Una cremallera de leucina (o tijeras de leucina [1] ) es un motivo estructural tridimensional común en las proteínas. Fueron descritas por primera vez por Landschulz y colaboradores en 1988 [2] cuando descubrieron que una proteína de unión a potenciador tenía un segmento de 30 aminoácidos muy característico y la presentación de estas secuencias de aminoácidos en una hélice alfa idealizada reveló una repetición periódica de residuos de leucina en cada séptima posición a lo largo de una distancia que abarca ocho vueltas helicoidales. Se propuso que los segmentos polipeptídicos que contienen estas matrices periódicas de residuos de leucina existieran en una conformación alfa-helicoidal y que las cadenas laterales de leucina de una hélice alfa se entrelazaran con las de la hélice alfa de un segundo polipéptido, lo que facilita la dimerización.
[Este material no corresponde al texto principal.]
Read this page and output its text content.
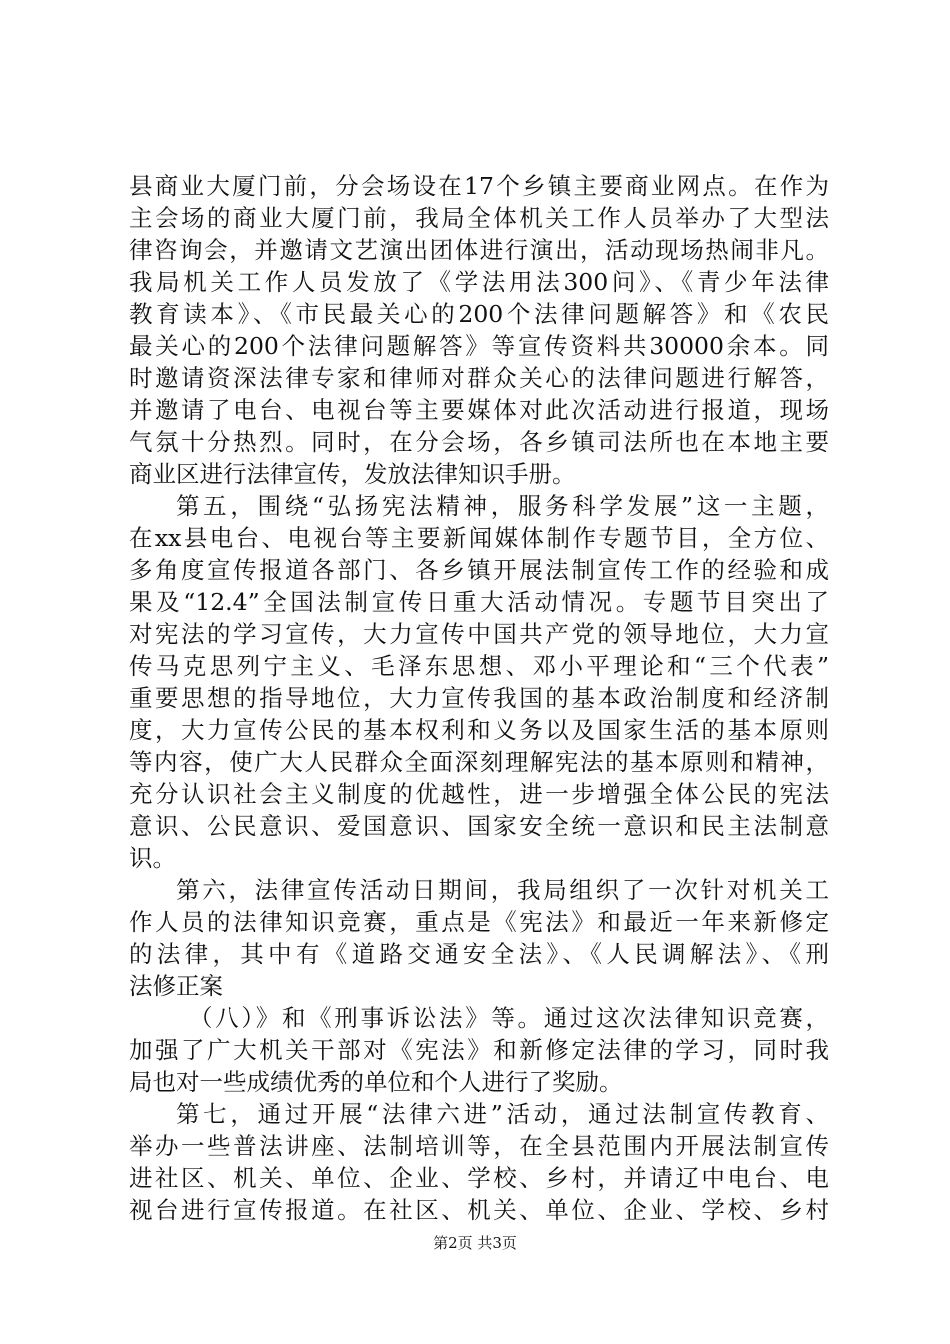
县商业大厦门前，分会场设在17个乡镇主要商业网点。在作为
主会场的商业大厦门前，我局全体机关工作人员举办了大型法
律咨询会，并邀请文艺演出团体进行演出，活动现场热闹非凡。
我局机关工作人员发放了《学法用法300问》、《青少年法律
教育读本》、《市民最关心的200个法律问题解答》和《农民
最关心的200个法律问题解答》等宣传资料共30000余本。同
时邀请资深法律专家和律师对群众关心的法律问题进行解答，
并邀请了电台、电视台等主要媒体对此次活动进行报道，现场
气氛十分热烈。同时，在分会场，各乡镇司法所也在本地主要
商业区进行法律宣传，发放法律知识手册。
第五，围绕“弘扬宪法精神，服务科学发展”这一主题，
在xx县电台、电视台等主要新闻媒体制作专题节目，全方位、
多角度宣传报道各部门、各乡镇开展法制宣传工作的经验和成
果及“12.4”全国法制宣传日重大活动情况。专题节目突出了
对宪法的学习宣传，大力宣传中国共产党的领导地位，大力宣
传马克思列宁主义、毛泽东思想、邓小平理论和“三个代表”
重要思想的指导地位，大力宣传我国的基本政治制度和经济制
度，大力宣传公民的基本权利和义务以及国家生活的基本原则
等内容，使广大人民群众全面深刻理解宪法的基本原则和精神，
充分认识社会主义制度的优越性，进一步增强全体公民的宪法
意识、公民意识、爱国意识、国家安全统一意识和民主法制意
识。
第六，法律宣传活动日期间，我局组织了一次针对机关工
作人员的法律知识竞赛，重点是《宪法》和最近一年来新修定
的法律，其中有《道路交通安全法》、《人民调解法》、《刑
法修正案
（八）》和《刑事诉讼法》等。通过这次法律知识竞赛，
加强了广大机关干部对《宪法》和新修定法律的学习，同时我
局也对一些成绩优秀的单位和个人进行了奖励。
第七，通过开展“法律六进”活动，通过法制宣传教育、
举办一些普法讲座、法制培训等，在全县范围内开展法制宣传
进社区、机关、单位、企业、学校、乡村，并请辽中电台、电
视台进行宣传报道。在社区、机关、单位、企业、学校、乡村
第2页 共3页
Las cremalleras de leucina son un motivo de dimerización de la clase bZIP (cremallera de leucina de región básica) de factores de transcripción eucariotas . [3] El dominio bZIP tiene una longitud de 60 a 80 aminoácidos con una región básica de unión al ADN altamente conservada y una región de dimerización de cremallera de leucina más diversificada. [4] La localización de las leucinas es fundamental para la unión del ADN a las proteínas. Las cremalleras de leucina están presentes tanto en proteínas reguladoras eucariotas como procariotas, pero son principalmente una característica de los eucariotas. También se pueden anotar simplemente como ZIP, y se han encontrado motivos similares a ZIP en proteínas distintas de los factores de transcripción y se cree que son uno de los módulos proteicos generales para las interacciones proteína-proteína . [5]

Secuencia y estructura

Otro dominio de unión al ADN, el dímero hélice-bucle-hélice (HLH), se muestra unido a un fragmento de ADN: cada hélice alfa representa un monómero.
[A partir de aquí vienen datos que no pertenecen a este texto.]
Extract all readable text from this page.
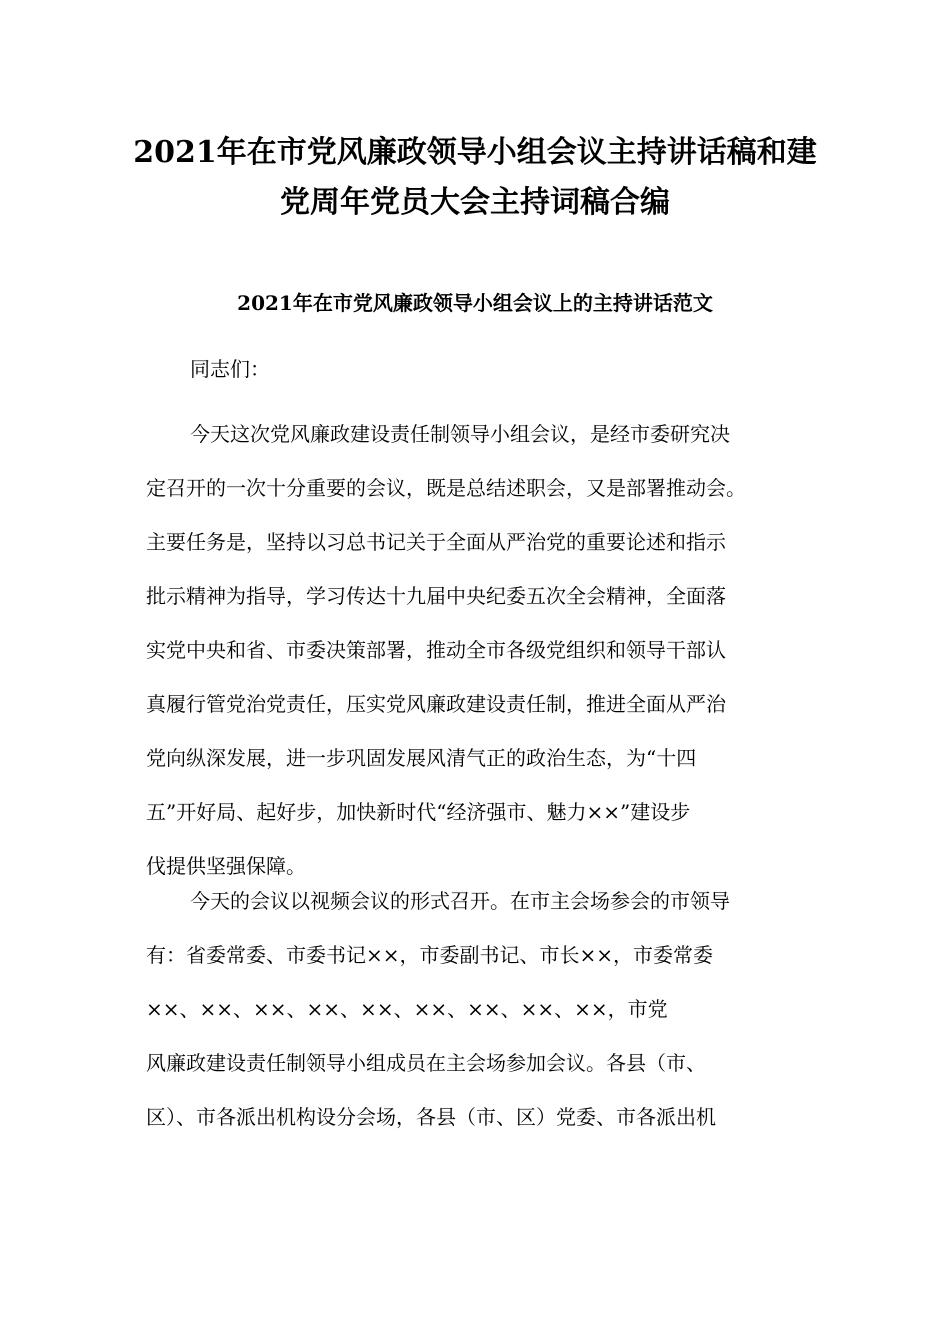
2021年在市党风廉政领导小组会议主持讲话稿和建
党周年党员大会主持词稿合编
2021年在市党风廉政领导小组会议上的主持讲话范文

同志们：

今天这次党风廉政建设责任制领导小组会议，是经市委研究决
定召开的一次十分重要的会议，既是总结述职会，又是部署推动会。
主要任务是，坚持以习总书记关于全面从严治党的重要论述和指示
批示精神为指导，学习传达十九届中央纪委五次全会精神，全面落
实党中央和省、市委决策部署，推动全市各级党组织和领导干部认
真履行管党治党责任，压实党风廉政建设责任制，推进全面从严治
党向纵深发展，进一步巩固发展风清气正的政治生态，为“十四
五”开好局、起好步，加快新时代“经济强市、魅力××”建设步
伐提供坚强保障。

今天的会议以视频会议的形式召开。在市主会场参会的市领导
有：省委常委、市委书记××，市委副书记、市长××，市委常委
××、××、××、××、××、××、××、××、××，市党
风廉政建设责任制领导小组成员在主会场参加会议。各县（市、
区）、市各派出机构设分会场，各县（市、区）党委、市各派出机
La cremallera de leucina se crea por la dimerización de dos monómeros de hélice alfa específicos unidos al ADN. La cremallera de leucina se forma por interacción anfipática entre dos dominios ZIP. El dominio ZIP se encuentra en la hélice alfa de cada monómero y contiene leucinas o aminoácidos similares a la leucina. Estos aminoácidos están espaciados en la secuencia polipeptídica de cada región de tal manera que cuando la secuencia se enrolla en una hélice alfa 3D, los residuos de leucina se alinean en el mismo lado de la hélice. Esta región de la hélice alfa, que contiene las leucinas que se alinean, se llama dominio ZIP, y las leucinas de cada dominio ZIP pueden interactuar débilmente con las leucinas de otros dominios ZIP, manteniendo unidas de forma reversible sus hélices alfa (dimerización). Cuando estas hélices alfa se dimerizan, se forma la cremallera. El lado hidrófobo de la hélice forma un dímero consigo mismo o con otra hélice similar, enterrando los aminoácidos no polares lejos del solvente . El lado hidrófilo de la hélice interactúa con el agua en el solvente.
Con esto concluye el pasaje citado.